If your readers don't want to wait till tomorrow, I'll give them the answers today.

1. When? In the next few months.

2. Where? In U.S. classified labs.

3. Who? George Bush.

4. What? World domination.

John B

I don't believe that "exponential general-purpose molecular manufacturing" is likely in the near term.

However, "exponential molecular manufacturing" MIGHT be, and could cover some large percentage of the capabilities of the general-purpose capabilities, assuming the right atoms/molecules are developed in the limited case.

The classic example of course is carbon - graphite, diamondoid, buckyball/buckytube.

As for your four questions, I don't know that they're really something we need urgent answers to. They'd be very nice - but the questions of what the capabilities and limitations of the first /automated/ "exponential molecular manufacturing" is in my mind even more critical.

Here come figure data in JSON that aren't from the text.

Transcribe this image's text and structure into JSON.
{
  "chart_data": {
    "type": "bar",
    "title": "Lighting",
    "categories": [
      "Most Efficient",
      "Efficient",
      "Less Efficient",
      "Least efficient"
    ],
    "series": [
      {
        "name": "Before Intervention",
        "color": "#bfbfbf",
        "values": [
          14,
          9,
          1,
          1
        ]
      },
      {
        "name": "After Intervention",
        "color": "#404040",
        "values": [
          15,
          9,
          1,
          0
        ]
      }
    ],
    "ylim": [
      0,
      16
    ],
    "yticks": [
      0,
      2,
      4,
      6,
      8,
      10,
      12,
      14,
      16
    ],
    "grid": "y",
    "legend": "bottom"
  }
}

With that knowledge, your initial four questions aren't as urgent, as you can now work either with or against the technology in use.

-JB

Mike Treder, CRN

John,

Our contention is that carbon-based diamondoid molecular manufacturing almost certainly will be flexible and powerful enough to be general-purpose, and therefore to cause the societal disruptions that concern us. An even more broad-based manufacturing system, using a wider range of molecules, could be developed at a later date, but by that time we probably will either have managed to successfully negotiate the transition into the nano era, or we will have destroyed ourselves in the process.

Mike

John B

OK - I was taking 'general-purpose' to indicate that it would work on most if not all atoms, rather than the end functionality the technology would support.

Guess I should read a little closer and skim a bit less, mmm? *wry grin*

With that clarification - agreed.

-John

Chris Phoenix, CRN

John, to address another point you raised: Any exponential molecular manufacturing would require automation. It can only be scaled up if it's all computer-controlled. Self-assembly is automated, in a sense; I'm not sure how reliable it can be; and in any case, it'll need at least some actuation/control to make large engineered heterogeneous products. In diamondoid, it's the sequence and position of mechanosynthetic reactions that would be controlled. Either form of control implies the ability to automate.

Chris

John B

I think we agree on that, Chris - the point I was trying to raise (apparently unsuccessfully) is that worrying about global ecophagy is rather pointless if the only nanosystems developed are hard-vaccum denizens solely.

-John B

Chris Phoenix, CRN

The interface between hard-vacuum nanomachinery and the goopy world is far from fully designed. But it looks like there'd be at least some interface possible, through things like sorting rotors. Would that be enough to implement free-range replicators? I don't know, but I can't rule it out.

Chris

michael

After reading the book "the age of spiritual machines"
and in general reading up on the net, this technology sounds supa and I would love to partake in the outcomes it has to offer in the hopefully not too distant future.

Does anyone think it would be a cool idea to make a movie about this nano revolution, it would be a big hit no doubt as well as give ppl a bit more insight perhaps into the possibilties.